The teens were buying candy in a store in South Chicago prior to the fatal shooting.
What are the details?
Jasean Francis, 17, and Charles Riley, 16, visited a local candy store last week when they encountered the suspect, 19-year-old Laroy Battle, ABC News reported.
A third teen accompanied the two teens, who remains unnamed at the time of this writing. He was not struck by any bullets during the exchange.
Authorities say that Francis and Riley asked Battle how tall he was during the interaction.
"The victims were walking into the store, they saw Battle, he was standing in line while at the store and the victims commented that Battle, he was quite tall, and they asked him how tall he was and hoped to be that tall someday," Deputy Chief of Detectives Brendan Deenihan said during a press briefing.

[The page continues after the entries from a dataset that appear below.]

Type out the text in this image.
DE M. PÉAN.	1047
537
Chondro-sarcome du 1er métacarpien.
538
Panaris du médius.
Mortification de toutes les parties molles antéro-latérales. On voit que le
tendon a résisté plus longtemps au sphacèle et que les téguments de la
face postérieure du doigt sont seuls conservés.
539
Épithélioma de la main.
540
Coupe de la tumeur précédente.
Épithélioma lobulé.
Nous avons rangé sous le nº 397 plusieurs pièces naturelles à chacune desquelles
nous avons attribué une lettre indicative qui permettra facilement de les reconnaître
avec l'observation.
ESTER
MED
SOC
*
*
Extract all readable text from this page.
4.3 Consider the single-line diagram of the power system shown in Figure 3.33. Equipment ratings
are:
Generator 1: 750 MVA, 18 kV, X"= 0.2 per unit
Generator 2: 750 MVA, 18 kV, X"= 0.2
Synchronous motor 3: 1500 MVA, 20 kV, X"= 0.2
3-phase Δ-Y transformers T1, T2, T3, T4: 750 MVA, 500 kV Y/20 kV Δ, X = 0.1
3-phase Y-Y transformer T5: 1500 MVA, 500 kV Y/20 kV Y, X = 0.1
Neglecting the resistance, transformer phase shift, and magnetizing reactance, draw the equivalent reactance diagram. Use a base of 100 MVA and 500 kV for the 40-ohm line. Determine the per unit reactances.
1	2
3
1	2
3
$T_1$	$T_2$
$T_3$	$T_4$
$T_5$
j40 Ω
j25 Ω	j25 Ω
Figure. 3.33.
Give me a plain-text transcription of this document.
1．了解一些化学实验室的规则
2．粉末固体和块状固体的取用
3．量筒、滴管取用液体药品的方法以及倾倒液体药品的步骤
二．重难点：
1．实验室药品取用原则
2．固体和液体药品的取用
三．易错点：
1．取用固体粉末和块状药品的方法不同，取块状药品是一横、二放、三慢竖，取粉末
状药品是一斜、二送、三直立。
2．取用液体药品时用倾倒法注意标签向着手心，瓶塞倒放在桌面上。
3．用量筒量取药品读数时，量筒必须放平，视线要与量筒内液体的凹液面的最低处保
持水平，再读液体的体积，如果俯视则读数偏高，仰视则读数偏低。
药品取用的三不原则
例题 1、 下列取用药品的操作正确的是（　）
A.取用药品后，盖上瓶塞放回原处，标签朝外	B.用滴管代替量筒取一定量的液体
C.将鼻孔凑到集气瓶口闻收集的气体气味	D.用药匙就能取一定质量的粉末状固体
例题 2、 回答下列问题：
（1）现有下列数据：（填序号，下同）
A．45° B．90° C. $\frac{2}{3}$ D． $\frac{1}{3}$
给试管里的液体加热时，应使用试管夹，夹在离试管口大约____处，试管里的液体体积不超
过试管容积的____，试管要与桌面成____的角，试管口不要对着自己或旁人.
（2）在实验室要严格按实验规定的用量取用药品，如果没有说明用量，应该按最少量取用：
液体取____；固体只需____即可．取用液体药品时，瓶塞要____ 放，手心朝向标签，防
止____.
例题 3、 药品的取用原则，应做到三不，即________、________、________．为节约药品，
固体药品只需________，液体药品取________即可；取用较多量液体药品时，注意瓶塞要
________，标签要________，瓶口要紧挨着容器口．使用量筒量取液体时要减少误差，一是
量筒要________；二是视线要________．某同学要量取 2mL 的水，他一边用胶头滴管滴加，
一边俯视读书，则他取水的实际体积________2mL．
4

"Unfortunately, we will never even see the full growth of these poor children," he added.
Francis and Riley left the store and began walking home when they noticed Battle followed them from the store.
Reports say that Battle shot Francis in the back, chest, and left hand. Battle also reportedly shot Riley in the back and the left leg. Police recovered nine shell casings during the investigation.
First responders arrived on the scene and transported the teens to the University of Chicago Hospital, where they died from injuries sustained in the shooting.
Authorities were able to locate the suspect from security camera footage.
"Security cameras from the area were able to show the offender discarding a gun in the garbage can, and then Battle was eventually found hiding out in a motel," Deenihan said. "He was arrested without incident."
He insisted that there was no previous altercation between Battle and the teens.
"There was nothing that would have set Battle off to be angry at these kids," he said. "He is about 6'3", 6,4", and they literally just asked him how tall he was because he is extremely tall."
Battle was charged with two counts of first degree murder and denied bond.
How did the community help?
“Justice was very swift in this case because we got help from the community," Deenihan added. “The offender was identified quickly because the community called the detectives and they told them that was Battle in the video. That is how this case broke. The private security camera footage provided to CPD was incredibly valuable in this case. The fact that detectives can now retrieve this footage quickly and then request the help of the community to identify these [kinds of] offenders is invaluable."
“This is just one example of how Chicago can help improve the public safety by working together to remove these very dangerous offenders from the streets," Deenihan concluded.